国東半島の石造美術 (酒井冨蔵著)の目次では、国東半島の石造美術が以下のように分類されています。
・国東塔
・板碑(いたび)
・富貴寺笠塔婆
・宝篋印塔
・五輪塔
・宝塔
・層塔
・石塔
・無縫塔
・供養塔
・庚申塔
・石憧
・石殿
・石仏
・石室・石仏龕
・鳥居
・石灯籠
今回ご紹介する「梅の木磨崖地蔵尊(うめのきまがいじぞうそん)」は、上の分類の「石仏」のなかの「磨崖仏」に属します。
撮影:2016.2.17
場所:大分県豊後高田市夷
おおよその座標値:33.613937,131.550734
上の写真のように岩壁に庇がつくられており、この庇の下に「梅の木磨崖地蔵尊」が守られています。「梅の木磨崖地蔵尊」と称される石仏は、合計4基、岩壁に刻まれていて、左側から①比丘像・②地蔵尊・③比丘尼像・④比丘尼像というふうに並んでいます。
上の写真は②の地蔵尊をあらわしたもので、これが中尊(メインの石仏)となります。この石仏をはじめ、他の三基の像もすべて浮き彫りされています。召されている袈裟の襟(えり)にあたる部分に紅い色がのこっています。もしかしたら、像全体が彩色されていたのかもしれません。

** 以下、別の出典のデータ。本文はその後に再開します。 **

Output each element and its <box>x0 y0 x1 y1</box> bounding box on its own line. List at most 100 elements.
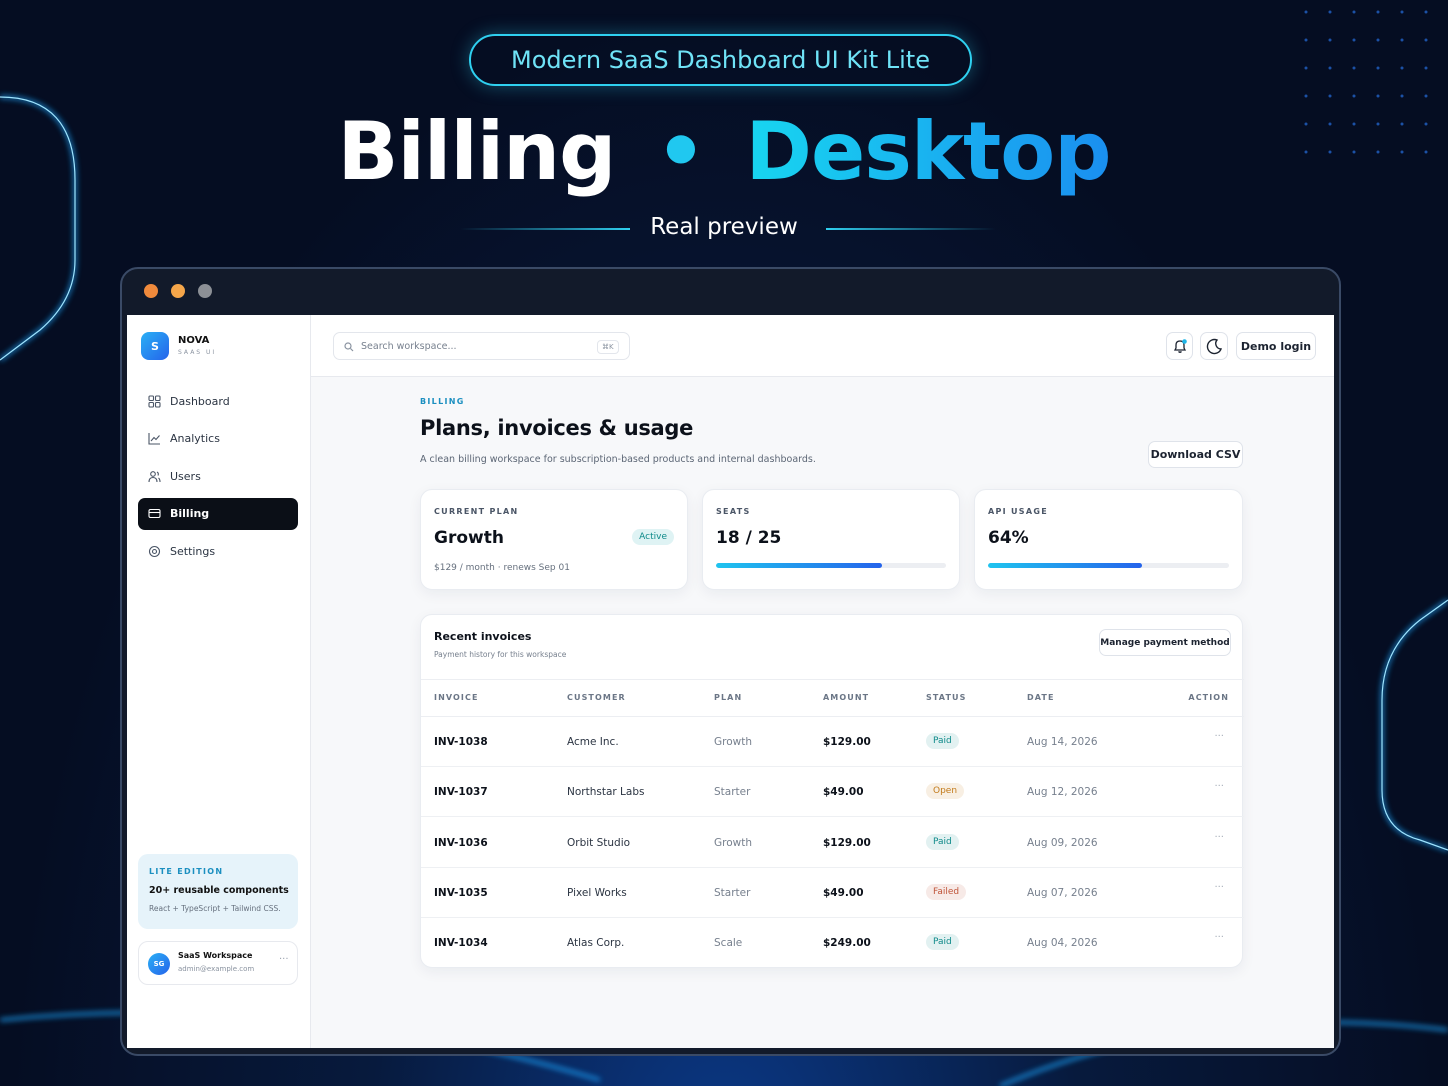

地蔵尊は閉眼している様子がわかります。また鼻と口まわりのシワまでが確認できます。袈裟の右袖部分が、フワッともちあがり、衣類のやわらかさが伝わってくるようです。かなり細かい部分まで念入りに造られていたことがわかります。
地蔵尊にむかって左側の①比丘(びく)像は、②地蔵尊のほうに顔をむけています。比丘尼(びくに)に対して比丘は男性の僧侶という意味です。
↓②地蔵尊にむかって右側に③と④の比丘尼像が刻まれています。二基の比丘尼像も比丘像と同様に、地蔵尊へ顔をむけています。
①比丘像・③④比丘尼像は、②の地蔵尊ほどは細かい部分まで造りこまれていないように見えますが、風化がすすんだために、そのようにみえるだけかもしれません。
二基の比丘尼像にむかって右側のものには、服のしわや顔の表情がかすかに確認できます。もともと、梅の木磨崖地蔵尊すべての像は精巧につくりこまれていたけど、風雨のあたり具合により風化のすすみ加減にちがいがでただけなのかもしれません。
比丘・比丘尼像ともに合掌し、地蔵尊をたたえているようにみえます。
地方一般の方々は地蔵堂の地蔵尊と称し、今なお現世および来世の幸福を祈っているようである(参照:国東半島の石造美術 (酒井冨蔵著)P217-218)
これら梅の木磨崖地蔵尊はいつごろに造られたのでしょう?案内板や書籍にはくわしい成立年は紹介されていません。
ただ案内板には「いつの頃の作か不詳だがこの地区にある別の磨崖像に南北朝期のものがいくつかあるのでその時代と推定している」とあります。
南北朝期とは何時代のものでしょう?1336年から1392年までの期間で室町時代にあたるようです参照。
「国東半島の石造美術(酒井冨蔵著)」P220には、石仏の時代ごとの特徴が紹介されており、わかりやすいので以下にまとめてみます。室町時代の石仏がどのような特徴をもっているのかが把握しやすいのではないかと思います。
この表をみると、梅の木磨崖地蔵尊がつくられた南北朝時代(室町時代)には、徐々に石仏は小規模化・形式化してきており、熊野磨崖仏のようなダイナミックな美しさはなくなってきていたと想像されます。
時代によって、信仰のはやりに温度差があり、その熱が高かったのは奈良・平安・鎌倉期であったのではないかと仮説をたててみます。この仮説をもとに、各時代の信仰の歴史をさぐっていってみようと思います。